Cm Como 19/10/2025 - campionato di calcio Serie A / Como-Juventus / foto Cristiano Mazzi/Image Sport nella foto: tifosi Como
La Serie A, siamo i nuovi poveri
“Siamo i nuovi poveri” è il titolo scelto dal Corriere dello Sport per l’analisi di Alessandro Giudice che fotografa in modo crudo e realistico (quindi impietoso) la condizione economica in cui versa il calcio italiano. Una condizione di subalternità ormai non solo nei confronti del calcio inglese. Anche, ad esempio, nei confronti di quello turco. La Roma ha subito due schiaffi in pochi giorni: Greenwood che è andato proprio in Turchia, al Fenerbahce, e poi ieri Summerville che sta prendendo la strada dell’Arabia Saudita. Osimhen, ad esempio, in Turchia è andato a giocare. La speranza del Napoli è che lì approdi Lukaku. Bremer potrebbe accettare gli otto milioni netti promessi dal Galatasaray.

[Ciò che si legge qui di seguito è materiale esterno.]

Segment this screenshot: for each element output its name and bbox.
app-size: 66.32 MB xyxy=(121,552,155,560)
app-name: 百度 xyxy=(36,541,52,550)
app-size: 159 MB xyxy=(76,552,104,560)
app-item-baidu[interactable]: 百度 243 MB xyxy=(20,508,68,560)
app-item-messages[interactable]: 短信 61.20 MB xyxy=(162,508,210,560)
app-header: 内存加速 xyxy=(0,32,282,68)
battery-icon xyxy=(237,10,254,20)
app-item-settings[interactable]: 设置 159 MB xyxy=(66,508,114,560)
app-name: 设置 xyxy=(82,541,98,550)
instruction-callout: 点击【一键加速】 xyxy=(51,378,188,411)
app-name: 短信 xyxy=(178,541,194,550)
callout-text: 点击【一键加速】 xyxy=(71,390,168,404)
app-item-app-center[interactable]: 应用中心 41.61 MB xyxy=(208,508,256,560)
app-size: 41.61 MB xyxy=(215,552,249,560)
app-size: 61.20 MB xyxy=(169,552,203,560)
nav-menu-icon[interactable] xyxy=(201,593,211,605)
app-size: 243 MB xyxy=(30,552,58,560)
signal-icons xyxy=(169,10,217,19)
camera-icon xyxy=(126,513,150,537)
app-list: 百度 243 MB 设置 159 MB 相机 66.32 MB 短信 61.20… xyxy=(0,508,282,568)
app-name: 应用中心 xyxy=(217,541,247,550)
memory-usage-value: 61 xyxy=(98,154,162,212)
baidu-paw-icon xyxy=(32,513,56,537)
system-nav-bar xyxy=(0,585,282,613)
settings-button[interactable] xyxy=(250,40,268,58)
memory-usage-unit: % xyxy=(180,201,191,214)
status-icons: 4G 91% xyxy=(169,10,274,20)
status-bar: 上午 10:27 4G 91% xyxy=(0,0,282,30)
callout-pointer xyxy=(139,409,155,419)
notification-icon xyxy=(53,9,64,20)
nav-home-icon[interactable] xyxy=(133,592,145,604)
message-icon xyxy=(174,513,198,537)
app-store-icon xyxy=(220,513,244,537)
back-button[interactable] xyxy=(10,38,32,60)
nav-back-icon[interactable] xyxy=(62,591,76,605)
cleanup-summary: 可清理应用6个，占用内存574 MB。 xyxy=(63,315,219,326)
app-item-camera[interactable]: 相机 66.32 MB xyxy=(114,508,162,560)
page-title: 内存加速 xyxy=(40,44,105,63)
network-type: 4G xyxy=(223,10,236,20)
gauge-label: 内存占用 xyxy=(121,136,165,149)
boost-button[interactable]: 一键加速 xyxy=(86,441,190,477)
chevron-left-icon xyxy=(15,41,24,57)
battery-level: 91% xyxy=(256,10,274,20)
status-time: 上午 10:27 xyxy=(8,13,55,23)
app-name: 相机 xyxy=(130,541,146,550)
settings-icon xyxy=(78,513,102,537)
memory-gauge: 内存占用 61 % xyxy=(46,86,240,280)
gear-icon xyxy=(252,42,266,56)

Scrive Giudice sul Corsport:
“In questa nuova geografia della ricchezza calcistica c’è qualcosa che pochi anni fa era difficile prevedere. La Premier fa correre i ricavi quasi al triplo della Serie A, Liga e Bundesliga quasi al doppio; l’arrivo prepotente degli arabi si è materializzato dal 2023 mentre la bolla turca, di difficile spiegazione, lievita a una rapidità inaspettata”.
L’Italia non ha una strategia per uscire dalla crisi
E ancora:
“L’Italia fatica a restare sul treno ad alta velocità a cui si aggiungono nuovi vagoni da est. La Serie A è nel guado: non più abbastanza ricca da comprare chi vorrebbe, non (ancora) abbastanza povera da essere un vivaio di giovani da lanciare. Lo stato della Nazionale lo conferma, anche se i due stenti non sono necessariamente interdipendenti”.
Giudice scrive che l’Italia non ha una strategia. Procede reagendo di volta in volta agli scossoni, senza programmazione. E conclude scrivendo:
“Dalla povertà non si esce senza strategie concrete”.